I left the house without my phone but decided I should be able to live without it for a morning. I did take my camera because I wanted to visit the rural cemetery which is near the hairdresser's. I even remembered my tennis shoes so I didn't have to walk around the dirt paths and dry grass in flip flops.

I love the rural cemetery. It is filled with old gravestones and  history.  The story goes that a young father, who had just arrived from Missouri in November 1854 drowned in a pond near the center of town. He was buried on land that was part of a Mexican grant given to one of the earliest settlers of Santa Rosa, Doña Maria Ignacio Lopez de Carillo.

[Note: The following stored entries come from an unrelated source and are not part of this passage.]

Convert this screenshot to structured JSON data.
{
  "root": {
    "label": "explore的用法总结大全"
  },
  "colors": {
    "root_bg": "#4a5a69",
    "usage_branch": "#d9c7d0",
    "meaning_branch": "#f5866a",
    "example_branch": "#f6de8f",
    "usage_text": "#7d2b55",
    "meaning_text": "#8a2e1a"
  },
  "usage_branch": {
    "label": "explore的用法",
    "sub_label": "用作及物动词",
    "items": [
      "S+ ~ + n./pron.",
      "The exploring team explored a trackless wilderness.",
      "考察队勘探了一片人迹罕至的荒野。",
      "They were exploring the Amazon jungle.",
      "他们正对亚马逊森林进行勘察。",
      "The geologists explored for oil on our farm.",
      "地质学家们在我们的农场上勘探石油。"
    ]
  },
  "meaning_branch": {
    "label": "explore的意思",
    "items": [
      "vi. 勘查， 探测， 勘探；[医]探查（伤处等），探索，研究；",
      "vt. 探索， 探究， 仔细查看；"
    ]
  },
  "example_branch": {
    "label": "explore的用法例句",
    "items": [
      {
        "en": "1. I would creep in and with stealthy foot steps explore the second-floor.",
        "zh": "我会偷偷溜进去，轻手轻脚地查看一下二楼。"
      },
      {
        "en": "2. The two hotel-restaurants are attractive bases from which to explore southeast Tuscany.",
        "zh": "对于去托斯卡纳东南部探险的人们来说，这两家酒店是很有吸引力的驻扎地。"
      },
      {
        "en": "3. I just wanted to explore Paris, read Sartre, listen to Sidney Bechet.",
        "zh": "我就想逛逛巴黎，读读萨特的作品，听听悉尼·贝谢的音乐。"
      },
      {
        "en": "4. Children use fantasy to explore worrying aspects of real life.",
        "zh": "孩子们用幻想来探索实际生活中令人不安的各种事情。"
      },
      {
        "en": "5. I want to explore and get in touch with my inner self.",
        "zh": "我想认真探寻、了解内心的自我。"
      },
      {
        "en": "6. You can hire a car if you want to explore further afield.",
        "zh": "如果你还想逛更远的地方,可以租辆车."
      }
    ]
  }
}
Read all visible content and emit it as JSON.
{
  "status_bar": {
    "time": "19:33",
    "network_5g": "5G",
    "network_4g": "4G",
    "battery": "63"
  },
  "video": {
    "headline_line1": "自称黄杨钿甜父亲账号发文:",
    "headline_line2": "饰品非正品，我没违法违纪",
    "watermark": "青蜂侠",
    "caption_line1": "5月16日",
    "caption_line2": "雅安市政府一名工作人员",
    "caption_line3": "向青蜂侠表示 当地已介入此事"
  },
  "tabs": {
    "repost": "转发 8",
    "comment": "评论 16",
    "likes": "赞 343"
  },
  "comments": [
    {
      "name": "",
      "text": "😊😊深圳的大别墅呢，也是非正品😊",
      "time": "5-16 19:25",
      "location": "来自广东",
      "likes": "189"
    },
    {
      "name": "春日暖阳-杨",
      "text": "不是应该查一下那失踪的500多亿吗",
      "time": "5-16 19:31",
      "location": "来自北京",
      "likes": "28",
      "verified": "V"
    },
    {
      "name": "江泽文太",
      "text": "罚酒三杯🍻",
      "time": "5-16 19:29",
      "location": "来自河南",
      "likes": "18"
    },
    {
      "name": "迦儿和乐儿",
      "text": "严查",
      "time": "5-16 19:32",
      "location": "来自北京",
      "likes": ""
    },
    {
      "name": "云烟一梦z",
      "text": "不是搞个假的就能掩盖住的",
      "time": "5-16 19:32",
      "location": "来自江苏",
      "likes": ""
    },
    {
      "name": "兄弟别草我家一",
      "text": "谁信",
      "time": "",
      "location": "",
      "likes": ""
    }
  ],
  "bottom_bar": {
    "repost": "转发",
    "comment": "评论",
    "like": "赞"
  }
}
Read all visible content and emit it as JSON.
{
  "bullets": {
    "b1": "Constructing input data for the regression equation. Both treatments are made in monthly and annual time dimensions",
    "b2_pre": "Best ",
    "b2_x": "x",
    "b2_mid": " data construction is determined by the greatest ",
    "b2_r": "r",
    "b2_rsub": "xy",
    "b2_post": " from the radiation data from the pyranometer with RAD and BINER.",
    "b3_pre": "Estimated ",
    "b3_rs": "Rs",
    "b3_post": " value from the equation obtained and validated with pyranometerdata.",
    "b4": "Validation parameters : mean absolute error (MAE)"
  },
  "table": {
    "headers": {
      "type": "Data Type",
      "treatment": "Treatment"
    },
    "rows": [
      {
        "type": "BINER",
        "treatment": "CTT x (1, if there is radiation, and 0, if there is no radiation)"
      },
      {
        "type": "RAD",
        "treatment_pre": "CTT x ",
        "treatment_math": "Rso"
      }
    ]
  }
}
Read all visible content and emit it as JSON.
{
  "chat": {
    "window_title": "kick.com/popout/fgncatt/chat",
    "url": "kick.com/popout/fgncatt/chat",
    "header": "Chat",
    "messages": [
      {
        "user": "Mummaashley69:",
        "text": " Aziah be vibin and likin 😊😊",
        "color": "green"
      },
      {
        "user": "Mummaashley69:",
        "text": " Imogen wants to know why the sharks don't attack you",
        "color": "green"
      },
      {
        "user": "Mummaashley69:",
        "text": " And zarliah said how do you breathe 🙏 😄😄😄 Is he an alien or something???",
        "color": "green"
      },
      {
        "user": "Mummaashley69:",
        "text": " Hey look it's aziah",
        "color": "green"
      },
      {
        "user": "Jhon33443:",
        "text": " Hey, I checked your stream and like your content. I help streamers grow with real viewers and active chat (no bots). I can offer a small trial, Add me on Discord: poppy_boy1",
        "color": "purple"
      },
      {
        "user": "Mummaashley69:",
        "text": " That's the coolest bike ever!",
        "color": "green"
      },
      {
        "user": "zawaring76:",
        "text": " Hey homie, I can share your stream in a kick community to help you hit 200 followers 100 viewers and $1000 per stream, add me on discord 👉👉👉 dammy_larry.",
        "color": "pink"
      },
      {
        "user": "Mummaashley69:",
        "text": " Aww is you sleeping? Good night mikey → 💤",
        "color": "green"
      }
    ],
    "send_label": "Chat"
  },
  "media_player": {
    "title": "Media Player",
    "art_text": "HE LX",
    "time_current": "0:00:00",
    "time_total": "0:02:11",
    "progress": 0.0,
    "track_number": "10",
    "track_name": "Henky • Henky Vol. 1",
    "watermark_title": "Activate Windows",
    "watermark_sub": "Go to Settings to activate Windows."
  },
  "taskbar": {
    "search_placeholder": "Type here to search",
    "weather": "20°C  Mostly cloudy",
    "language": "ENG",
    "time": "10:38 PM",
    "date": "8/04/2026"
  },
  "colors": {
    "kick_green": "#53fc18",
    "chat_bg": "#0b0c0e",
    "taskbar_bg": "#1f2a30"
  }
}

As more families needed burial places, the area became an unofficial cemetery. 

Although the grounds are tended, they are not manicured...I saw an older man, probably a volunteer, sweeping, his rake leaning against a handy stone, and could hear the sound of a weed whacker in the distance. The last person was laid to rest there in the 1930's,  and I don't suppose there are many family members left to tend the grounds, but the paths are kept free of weeds.  Although it isn't far away from a busy neighborhood, it is shady and peaceful. Most of the people buried here were pioneers, and their tombstones bear the names of prominent families in the town's history...Proctor, MacDonald, Grace and Juilliard are all names I have seen on street signs, parks, neighborhoods and buildings around town. Peter and Will both graduated from Maria Carillo High School.

The tombstones are old and often illegible but also eloquent.  Toppled columns and even one truncated tree shaped stone are common...symbols of lives cut short...and many were, as indicated by the dates on the stones. I've included in the extras a poignant stone with a small square on top reading, also one infant child,  and another which had actually been overgrown by a tree. I imagine it was a difficult decision to sacrifice the tree by cutting it down to release the gravestone in its roots.

In a final pear shaped moment, my camera battery died before I could snap a picture of the gentleman with the rake in a Santa Rosa Cemetery baseball cap. On the back was a logo: Where history comes to life.